The Nigerian Exchange (NGX) Limited is seeking review of the controversial Capital Gains Tax increase, fearing it will chase away foreign investors from the country’s capital market.

Nigeria’s new tax regime, which takes effect from January 1, 2026, represents one of the most significant changes to Nigeria’s tax system in recent years.

Under the new rules, the flat 10 per cent Capital Gains Tax rate has been replaced by progressive income tax rates ranging from zero to 30 per cent, depending on an investor’s overall income or profit level while large corporate investors will see the top rate reduced to 25 per cent as part of a wider corporate tax reform.

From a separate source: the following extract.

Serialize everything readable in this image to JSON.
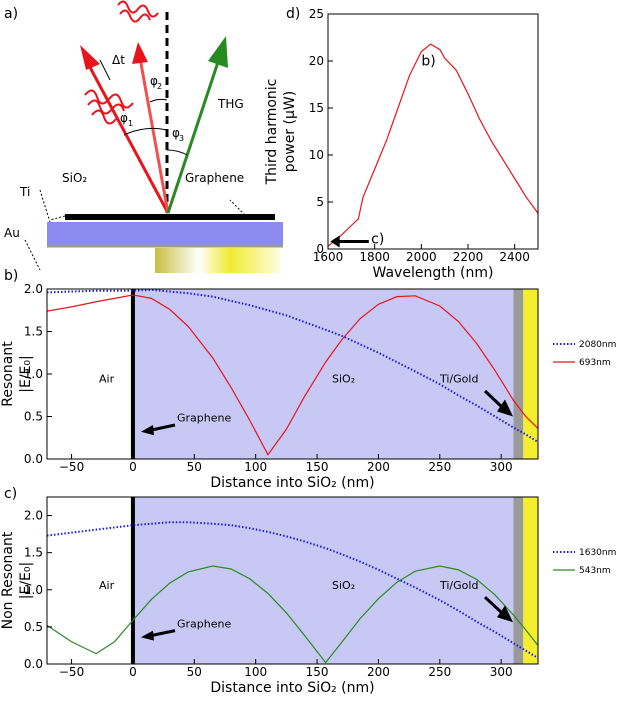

The chief executive of NGX, Mr Jude Chiemeka, said in a Bloomberg interview in Kigali, Rwanda that there should be a “removal of the capital gains tax completely, or perhaps deferring it for five years.”

According to him, Nigeria, having a higher Capital Gains Tax, will make investors redirect asset allocation to frontier markets and “countries that have less tax.”

“From a capital flow perspective, we should be concerned because all these international portfolio managers that invest across frontier markets will certainly go to where the cost of investing is not so burdensome,” the CEO said, as per Bloomberg. “That is really the angle one will look at it from.”

Meanwhile, the policy has been defended by the chairman of the Presidential Fiscal Policy and Tax Reforms Committee, Mr Taiwo Oyedele, who noted that the new tax will make investing in the capital market more attractive by reducing risks, promoting fairness, and simplifying compliance.

He noted that the framework allows investors to deduct legitimate costs such as brokerage fees, regulatory charges, realised capital losses, margin interest, and foreign exchange losses directly tied to investments, thereby ensuring that they are not taxed when operating at a loss.

Mr Oyedele  also said the reforms introduced a more inclusive approach to taxation by exempting several categories of investors and transactions.